No one should defend the use of chemical weapons, with their deadly effect on human beings, from any side. But nor can this supposed evidence be used as a pretext to intervene in Syria, which has seen the number of deaths rocket from around 10,000 a year ago to over 90,000 today. As Bill Neely says in the Mirror, this figure may be far surpassed in another year if intervention goes ahead.

For there is one simple fact which is ignored by Blair and Obama, but which stands out in Afghanistan, Iraq and Libya: war to avoid humanitarian disaster has always created greater humanitarian disaster. We are told that the aim is to save lives, but in all these cases the result was a much higher death toll.

The British government is up to its neck in the warmongering, with Blair merely echoing Cameron’s determination not to be left out of this latest military adventure. Indeed Britain and France have already forced the lifting of the EU arms embargo, which runs out in August. Cameron will use the G8 to argue for greater intervention. Blair’s suggestion of a no fly zone is one that may become a reality. It would almost certainly presage a war throughout the Middle East and perhaps beyond.

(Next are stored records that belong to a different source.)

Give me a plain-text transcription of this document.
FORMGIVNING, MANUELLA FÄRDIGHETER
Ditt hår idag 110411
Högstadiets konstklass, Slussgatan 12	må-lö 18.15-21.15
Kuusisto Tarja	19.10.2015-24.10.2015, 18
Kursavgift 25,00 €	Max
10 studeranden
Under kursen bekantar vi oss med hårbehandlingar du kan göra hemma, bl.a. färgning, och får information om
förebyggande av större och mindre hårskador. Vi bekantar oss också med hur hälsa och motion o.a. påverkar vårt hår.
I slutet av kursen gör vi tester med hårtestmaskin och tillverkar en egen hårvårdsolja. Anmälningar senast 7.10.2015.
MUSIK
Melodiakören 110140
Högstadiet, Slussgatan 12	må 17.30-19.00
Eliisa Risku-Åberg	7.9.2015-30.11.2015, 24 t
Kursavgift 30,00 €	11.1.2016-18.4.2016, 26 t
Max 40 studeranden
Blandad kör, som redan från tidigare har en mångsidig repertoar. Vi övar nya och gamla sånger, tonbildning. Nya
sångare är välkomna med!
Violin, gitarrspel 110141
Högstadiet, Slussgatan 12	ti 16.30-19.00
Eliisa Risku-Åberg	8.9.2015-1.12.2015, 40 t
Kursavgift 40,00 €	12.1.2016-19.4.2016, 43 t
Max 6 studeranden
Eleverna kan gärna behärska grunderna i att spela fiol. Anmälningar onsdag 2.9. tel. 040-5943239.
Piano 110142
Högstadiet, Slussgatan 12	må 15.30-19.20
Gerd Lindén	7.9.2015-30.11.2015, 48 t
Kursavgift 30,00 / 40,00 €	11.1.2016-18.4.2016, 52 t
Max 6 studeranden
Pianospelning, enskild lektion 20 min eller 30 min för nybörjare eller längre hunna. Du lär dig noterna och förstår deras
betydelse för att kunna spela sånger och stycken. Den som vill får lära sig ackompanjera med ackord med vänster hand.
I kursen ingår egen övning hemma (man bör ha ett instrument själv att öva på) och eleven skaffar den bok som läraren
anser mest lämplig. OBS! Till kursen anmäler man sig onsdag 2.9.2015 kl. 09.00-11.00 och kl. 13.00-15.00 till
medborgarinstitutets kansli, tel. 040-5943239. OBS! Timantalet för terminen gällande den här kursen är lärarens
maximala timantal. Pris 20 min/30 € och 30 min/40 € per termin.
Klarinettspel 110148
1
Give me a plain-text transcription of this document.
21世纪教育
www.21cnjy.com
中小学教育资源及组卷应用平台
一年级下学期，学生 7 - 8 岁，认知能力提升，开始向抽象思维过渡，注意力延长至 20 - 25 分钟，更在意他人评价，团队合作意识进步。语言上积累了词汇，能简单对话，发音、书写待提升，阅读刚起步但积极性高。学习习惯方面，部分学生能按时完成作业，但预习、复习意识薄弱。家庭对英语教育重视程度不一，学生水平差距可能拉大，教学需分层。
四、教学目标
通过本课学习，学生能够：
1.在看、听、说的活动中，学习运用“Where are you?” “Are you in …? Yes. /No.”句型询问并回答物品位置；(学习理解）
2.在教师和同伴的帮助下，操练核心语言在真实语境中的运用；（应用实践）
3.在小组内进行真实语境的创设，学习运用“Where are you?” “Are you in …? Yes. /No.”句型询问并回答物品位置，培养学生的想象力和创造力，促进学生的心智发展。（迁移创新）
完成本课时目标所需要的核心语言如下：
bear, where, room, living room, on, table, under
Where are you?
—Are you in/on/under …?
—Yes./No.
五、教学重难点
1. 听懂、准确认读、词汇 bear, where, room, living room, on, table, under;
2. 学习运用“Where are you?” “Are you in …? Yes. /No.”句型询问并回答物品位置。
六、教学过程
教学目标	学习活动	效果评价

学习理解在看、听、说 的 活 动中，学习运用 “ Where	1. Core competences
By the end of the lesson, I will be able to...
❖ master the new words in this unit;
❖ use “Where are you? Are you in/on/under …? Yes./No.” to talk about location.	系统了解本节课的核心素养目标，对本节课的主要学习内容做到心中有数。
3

It is for this reason that even some who traditionally support wars are hesitant and why there is so much division in government circles both here and the US about what should be done. Over 80 Tory MPs have sent a letter to Cameron urging him not to arm the opposition, and calling for the House of Commons to have a vote before any decision is taken. It is rumoured that five Cabinet Ministers are also opposed. Cameron will face strong opposition in parliament. Even the Daily Mail thinks it’s a bad idea.

This opposition is reinforced by strong levels of opposition in public opinion polls, which show large majorities opposing intervention, and opposing recent wars in Iraq and Afghanistan. We must harness that opinion into action and campaigning if we are to stop the really dangerous people now arguing for war from getting their way.